No. The 'modern' use of Africans as slaves is an idea of the islamic society. They were the first who used Africans as slaves and they were worse than the Europeans because they castrated all male slaves of African origin. So some African historian (who are muslims themselves) believe that the Islam destroyed the African culture.
The use of Africans as slaves in America comes from the fact that the Church decided that the native Americans were humans and thus must not be enslaved (because Christianity prohibits the enslavement of humans). The Africans however were not included in this decision, because they were used as slaves for centuries. This was the birth of modern racism. Based on the need of cheap labour and the fact that the population of Africa was already used as slaves by the muslims.
 
No. The 'modern' use of Africans as slaves is an idea of the islamic society. They were the first who used Africans as slaves and they were worse than the Europeans because they castrated all male slaves of African origin. So some African historian (who are muslims themselves) believe that the Islam destroyed the African culture.
The use of Africans as slaves in America comes from the fact that the Church decided that the native Americans were humans and thus must not be enslaved (because Christianity prohibits the enslavement of humans). The Africans however were not included in this decision, because they were used as slaves for centuries. This was the birth of modern racism. Based on the need of cheap labour and the fact that the population of Africa was already used as slaves by the muslims.

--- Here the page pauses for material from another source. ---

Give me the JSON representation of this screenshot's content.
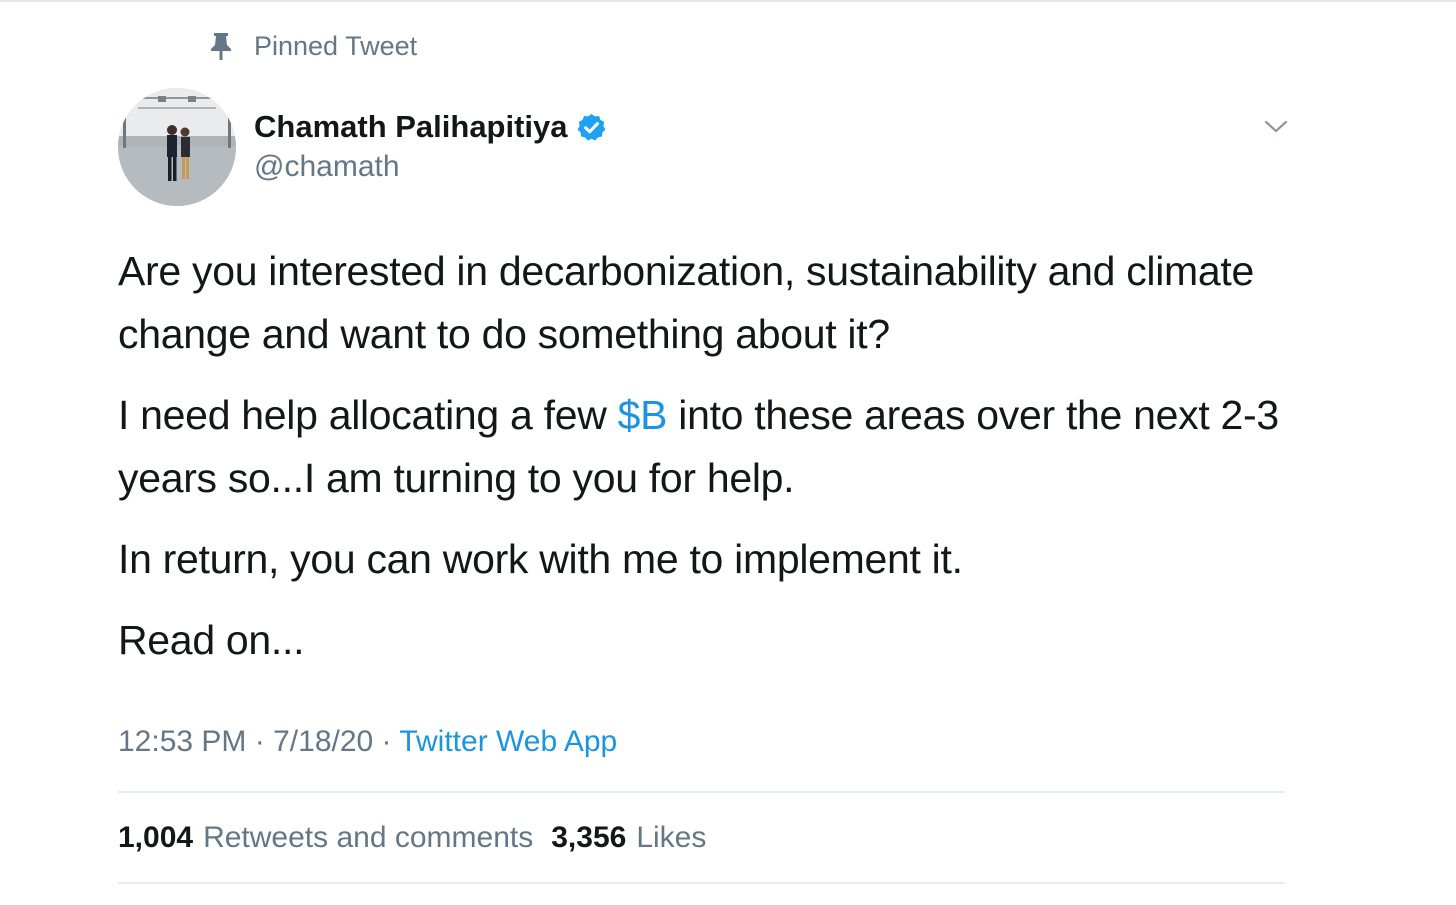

Erm, what? Muslim slaves went on to create the first modern armies, like the Mamluks and the Janissaries, and in Muslim dynastic states slaves could have the highest political offices in those states. Slavery is always brutal but the form that brutality takes is not the same in all cultures. The use of Africans as slaves by Muslims had no effect whatsoever on the decision of the Catholic Church and Spanish encomenderos who needed labor because they were working their indigenous laborers to death.
 
As others have indicated, premodern slavery really had little to do with racism. Also, European "racism" in the modern sense really did not exist prior to the age of exploration. Before then, most East Asians, South Asians, and Africans that Europeans contacted came from societies that were as technologically sophisticated and highly organized as their own. Like all people, Europeans may well have created reasons to stereotypically hate or distrust these peoples on cultural or religious grounds, but the notion of biological inferiority was a later developmeent. Had substantial populations of black africans or middle easterners been brought into Europe by the Romans and later become Christians, I believe their presence would have been generally accepted, and that they would not necessarily be enslaved or placed into second-class citizenship because of their race alone.
 
Anyway guys what if the Crusaders managed to create local chapters or even local militant orders based on Levantine and Moorish Christians and converts.